Fibrates are a drug class used predominantly in dyslipidemias due to their established effect in lowering triglycerides and increasing HDL cholesterol.2,3 However, their effect on cardiovascular risk still generates debate, with several clinical trials reporting inconsistent results. A systematic review and meta-analysis from 2010 found a reduction in the risk of major cardiovascular events, mainly by prevention of coronary events.4 The specific role of fibrates in primary and secondary prevention, however, is still unclear.

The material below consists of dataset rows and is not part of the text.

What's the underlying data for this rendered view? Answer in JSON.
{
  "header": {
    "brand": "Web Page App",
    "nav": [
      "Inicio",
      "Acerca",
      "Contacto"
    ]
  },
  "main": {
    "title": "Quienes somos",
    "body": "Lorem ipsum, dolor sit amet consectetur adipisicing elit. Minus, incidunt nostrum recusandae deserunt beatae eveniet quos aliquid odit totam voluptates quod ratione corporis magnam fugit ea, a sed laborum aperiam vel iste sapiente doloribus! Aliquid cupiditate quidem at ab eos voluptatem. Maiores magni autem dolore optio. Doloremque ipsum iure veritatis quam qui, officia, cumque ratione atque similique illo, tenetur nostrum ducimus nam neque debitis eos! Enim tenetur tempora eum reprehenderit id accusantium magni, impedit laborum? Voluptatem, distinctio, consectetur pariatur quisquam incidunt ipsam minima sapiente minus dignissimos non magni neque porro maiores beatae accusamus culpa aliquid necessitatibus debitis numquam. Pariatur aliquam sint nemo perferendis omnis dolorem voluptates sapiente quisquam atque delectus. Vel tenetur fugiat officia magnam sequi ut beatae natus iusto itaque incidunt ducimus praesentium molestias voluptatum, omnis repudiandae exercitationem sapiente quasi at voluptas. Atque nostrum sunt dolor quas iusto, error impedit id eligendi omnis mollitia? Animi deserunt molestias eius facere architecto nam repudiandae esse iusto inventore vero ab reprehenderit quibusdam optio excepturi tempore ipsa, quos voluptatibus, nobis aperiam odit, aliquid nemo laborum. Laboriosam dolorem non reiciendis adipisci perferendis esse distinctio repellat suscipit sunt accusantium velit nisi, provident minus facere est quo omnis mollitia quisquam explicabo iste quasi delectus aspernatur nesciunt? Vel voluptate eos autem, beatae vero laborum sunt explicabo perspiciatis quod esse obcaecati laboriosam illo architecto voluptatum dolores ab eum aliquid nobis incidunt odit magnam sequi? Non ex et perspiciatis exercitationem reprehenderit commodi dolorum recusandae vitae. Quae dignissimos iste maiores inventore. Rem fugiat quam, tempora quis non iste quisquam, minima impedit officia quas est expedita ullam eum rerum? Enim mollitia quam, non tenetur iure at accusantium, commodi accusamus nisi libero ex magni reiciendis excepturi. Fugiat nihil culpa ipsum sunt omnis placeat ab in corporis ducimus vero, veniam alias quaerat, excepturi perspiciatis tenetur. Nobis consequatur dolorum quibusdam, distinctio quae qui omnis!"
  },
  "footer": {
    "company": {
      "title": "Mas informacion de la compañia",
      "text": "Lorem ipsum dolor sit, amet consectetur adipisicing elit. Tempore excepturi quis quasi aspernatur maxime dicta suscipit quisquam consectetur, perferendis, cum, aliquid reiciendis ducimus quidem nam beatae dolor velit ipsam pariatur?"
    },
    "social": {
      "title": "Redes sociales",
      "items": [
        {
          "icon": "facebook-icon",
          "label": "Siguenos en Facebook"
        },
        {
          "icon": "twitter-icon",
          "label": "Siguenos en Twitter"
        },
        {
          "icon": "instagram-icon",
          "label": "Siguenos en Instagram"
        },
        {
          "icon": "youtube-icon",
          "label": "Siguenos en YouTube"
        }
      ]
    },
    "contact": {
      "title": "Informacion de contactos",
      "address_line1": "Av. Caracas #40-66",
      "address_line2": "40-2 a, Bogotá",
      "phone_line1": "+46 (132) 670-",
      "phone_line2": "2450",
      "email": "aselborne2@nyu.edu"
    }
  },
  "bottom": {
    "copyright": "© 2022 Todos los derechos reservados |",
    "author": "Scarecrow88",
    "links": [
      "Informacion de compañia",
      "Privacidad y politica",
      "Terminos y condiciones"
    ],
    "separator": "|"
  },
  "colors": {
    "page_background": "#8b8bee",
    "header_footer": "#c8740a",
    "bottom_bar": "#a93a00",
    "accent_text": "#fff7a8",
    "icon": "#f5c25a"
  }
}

The present systematic review and meta-analysis suggests that fibrates may play a role in the secondary prevention of cardiovascular events, mainly MI. These results, however, must be interpreted with caution. Five of the thirteen included trials employed clofibrate, a drug withdrawn from the market in 2002 due to safety concerns related to increased overall mortality. Of note, excluding these trials from the analysis, the protective effect of fibrates was only maintained for the secondary outcome of MI. Furthermore, the limited number of studies weakens the results and validity of some of the analysis performed, particularly the comparison between different fibrates and the assessment of the value of addition of fibrates to statin therapy. Finally, when interpreting the results, it should be noted that moderate heterogeneity was found in the majority of outcomes.

Nevertheless, certain interesting conclusions can be inferred from this analysis, especially the absence of significant differences in the effect of fibrates between genders and different age groups, and between fibrates and placebo regarding adverse effects.

This review suggests that fibrates may play a role in the secondary prevention of cardiovascular events. However, rather than changing indications for initiating fibrates, the review constitutes further evidence to be considered when deciding on lipid-modifying therapy in dyslipidemic patients with a history of CVD.

The authors have no conflicts of interest to declare.